The fixtures schedule (see Appendix 1) demonstrates how, with minimal changes, the new proposed structure could have been played in 2016. This is not necessarily the best available schedule. It is simply based on eliminating the semi-finals in the Allianz Football League (which has already been agreed), bringing forward the finals of the Allianz Leagues (the football final by two weeks and the hurling final by one week), and, in the Ulster football championship, playing the preliminary game and one first round game on the same weekend. The schedule shows how the All-Ireland hurling final could have been played on 21 August. This is two weeks earlier than at present.
It will be noted that the final round of games in the group stage, which eliminates four teams, would be played one week later than the last of the quarter-finals in the current structure. However, twenty-four teams would have been eliminated from the football championship by the third week in July. This is two weeks earlier than at present. This is a critical point, as it is much more beneficial for clubs to have their county players available to them in July and August. In the period between the end of the Allianz League and the beginning of the championship, county players are rarely available to their clubs; the only period when clubs can be guaranteed access to their county players is when the county team is eliminated from the championship.
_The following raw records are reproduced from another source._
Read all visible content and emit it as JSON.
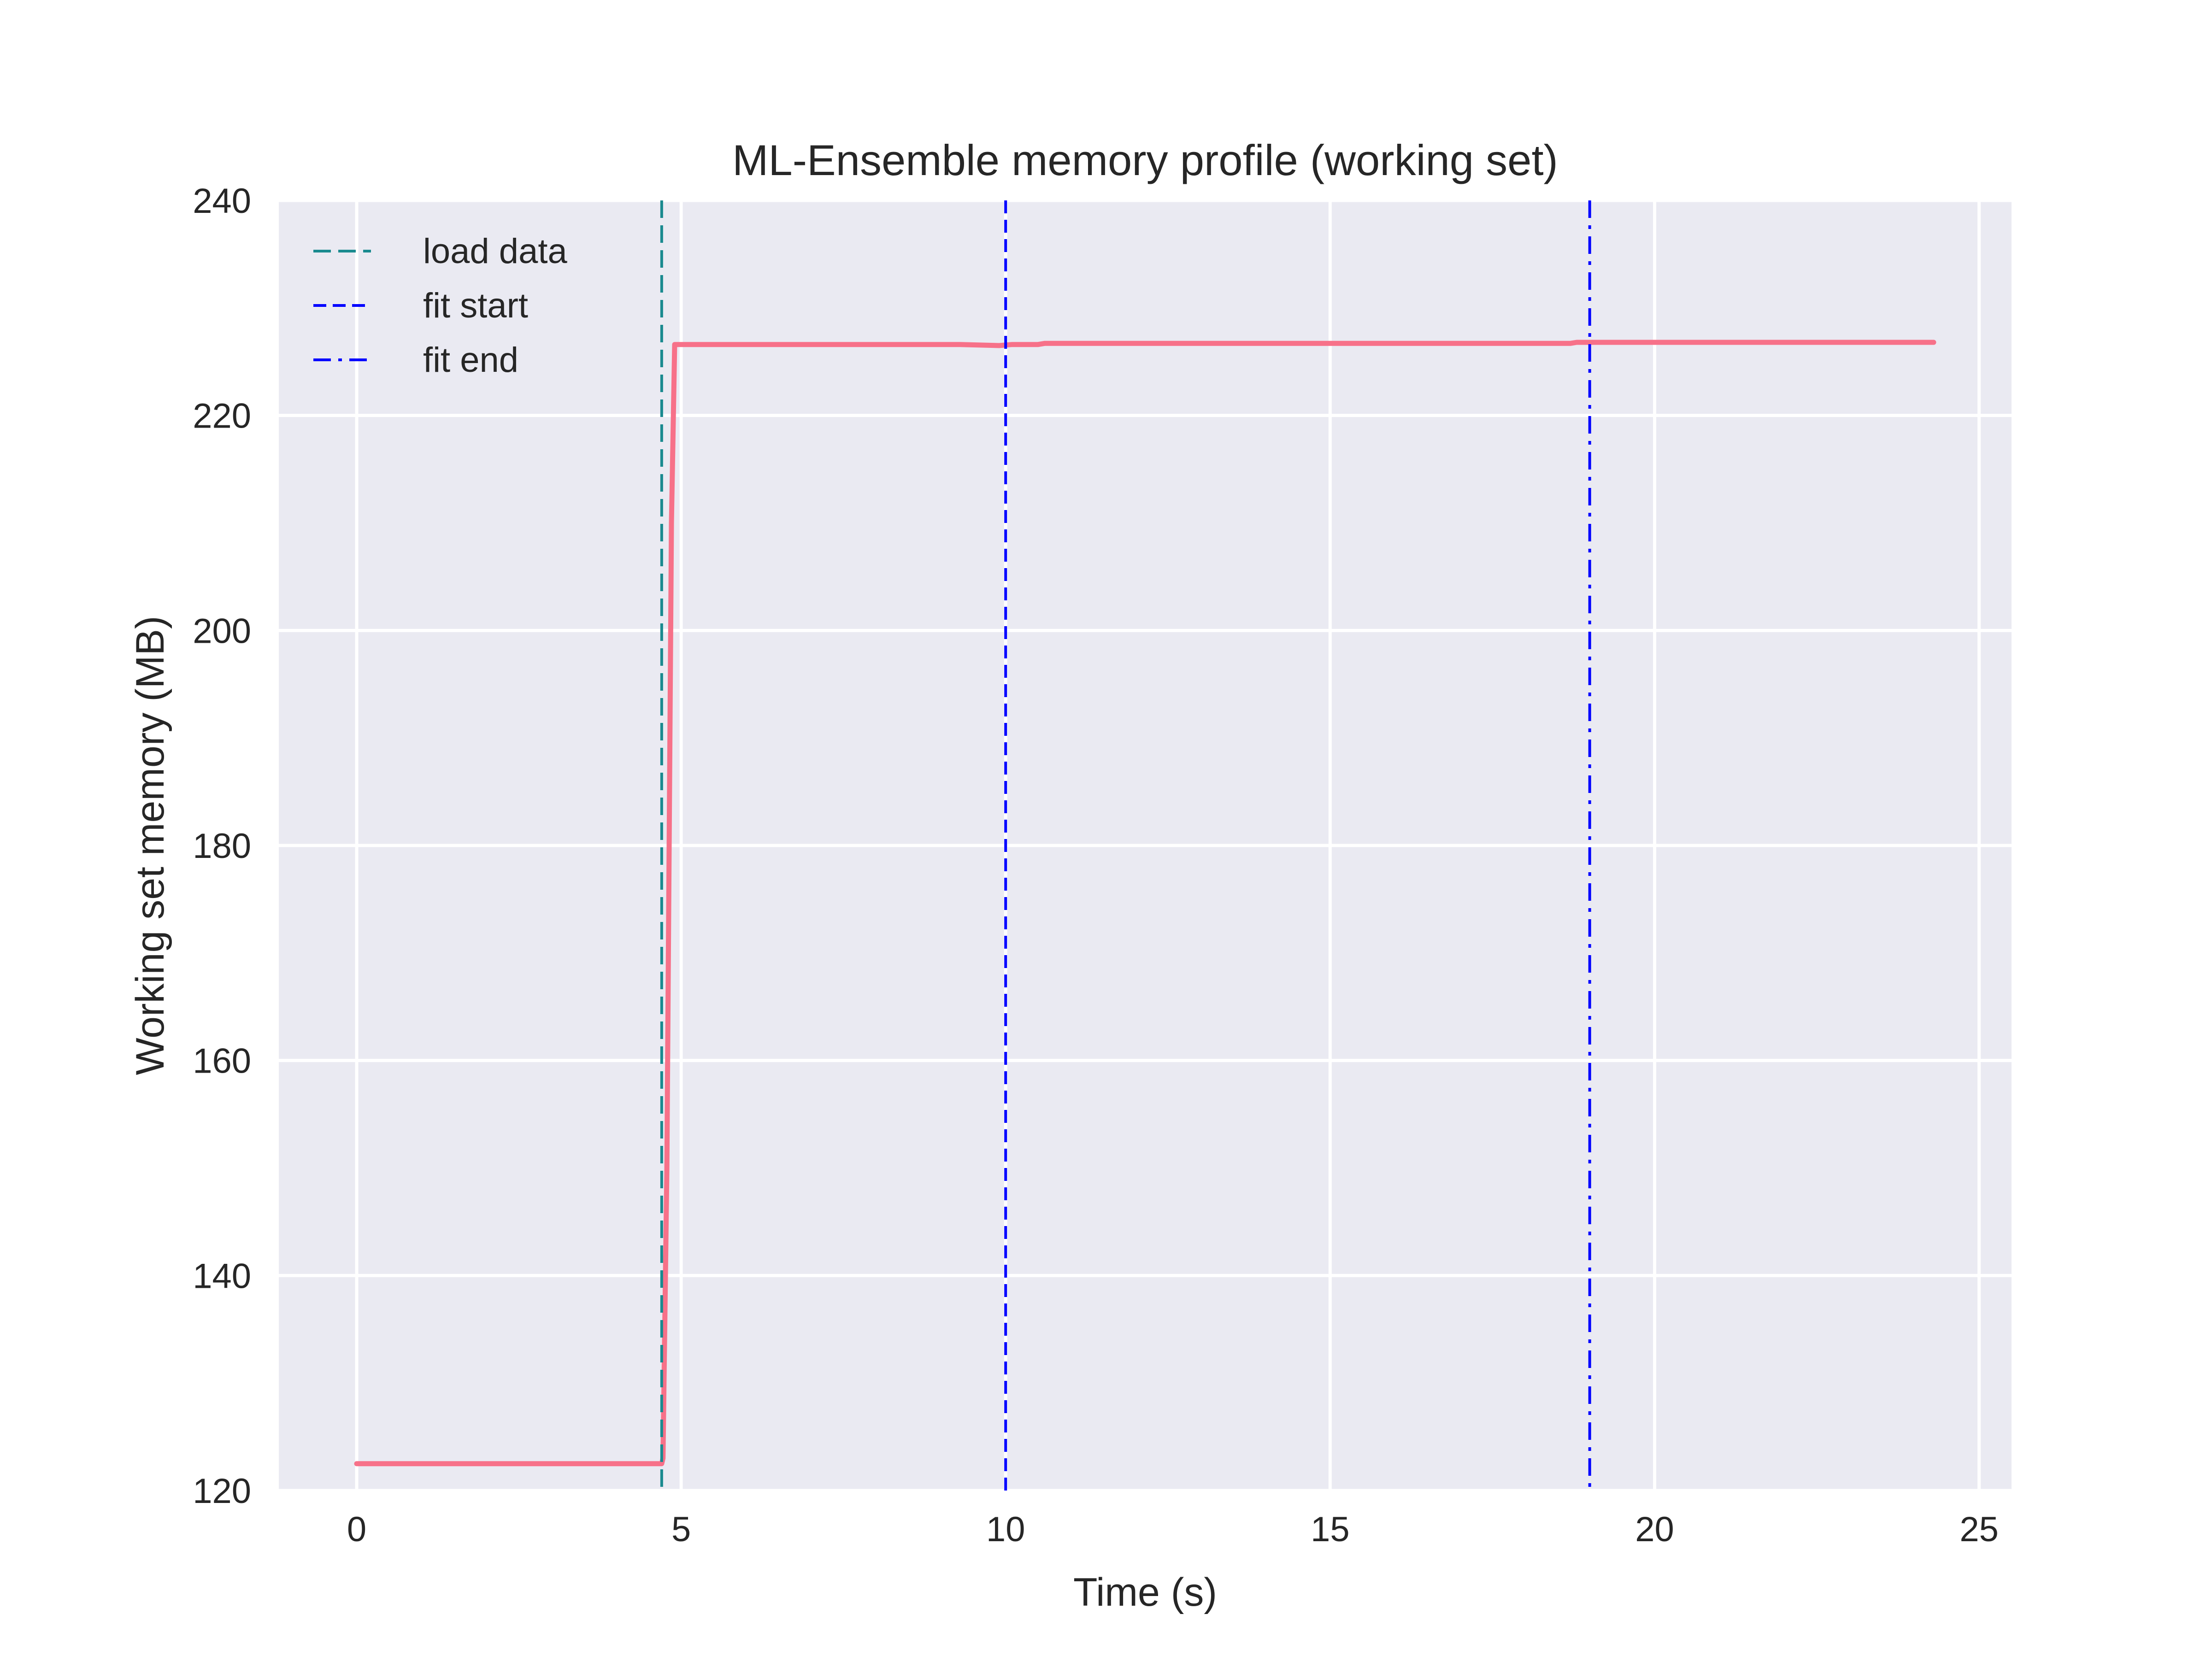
{
  "chart_data": {
    "type": "line",
    "title": "ML-Ensemble memory profile (working set)",
    "xlabel": "Time (s)",
    "ylabel": "Working set memory (MB)",
    "xlim": [
      -1.2,
      25.5
    ],
    "ylim": [
      120,
      240
    ],
    "xticks": [
      "0",
      "5",
      "10",
      "15",
      "20",
      "25"
    ],
    "xtick_values": [
      0,
      5,
      10,
      15,
      20,
      25
    ],
    "yticks": [
      "120",
      "140",
      "160",
      "180",
      "200",
      "220",
      "240"
    ],
    "ytick_values": [
      120,
      140,
      160,
      180,
      200,
      220,
      240
    ],
    "grid": true,
    "legend_position": "top-left",
    "background": "#eaeaf2",
    "series": [
      {
        "color": "#f77189",
        "x": [
          0,
          4.7,
          4.72,
          4.78,
          4.85,
          4.9,
          9.3,
          9.9,
          10.1,
          10.5,
          10.6,
          18.7,
          18.8,
          24.3
        ],
        "y": [
          122.5,
          122.5,
          123.0,
          150.0,
          210.0,
          226.6,
          226.6,
          226.5,
          226.6,
          226.6,
          226.7,
          226.7,
          226.8,
          226.8
        ]
      }
    ],
    "vlines": [
      {
        "label": "load data",
        "x": 4.7,
        "color": "#1a8a8f",
        "style": "dashed-long"
      },
      {
        "label": "fit start",
        "x": 10.0,
        "color": "#0000ff",
        "style": "dashed"
      },
      {
        "label": "fit end",
        "x": 19.0,
        "color": "#0000ff",
        "style": "dashdot"
      }
    ]
  }
}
This proposed modification of the structure of the championship highlights once again the critical need to introduce comprehensive reform of our inter-county fixtures scheduling, but also the opportunities that exist to do so – there is clearly scope to further condense the fixtures schedule at both provincial and All-Ireland level by playing more games over a single weekend and by shortening the gaps between games. This would, in turn, redress the current imbalance between the amount of training and number of games. No re-structuring of the championship will be acceptable that does not contribute to a re-balancing of the inter-county fixtures schedule in favour of clubs.
Extra time should be played in the event of a draw in all provincial and All-Ireland championship games. Only when teams are level after extra time should a replay take place. This change alone would have a very positive impact on the scheduling of both inter-county and club fixtures and would reduce the instances where counties are adversely affected by ‘the six-day turnaround’.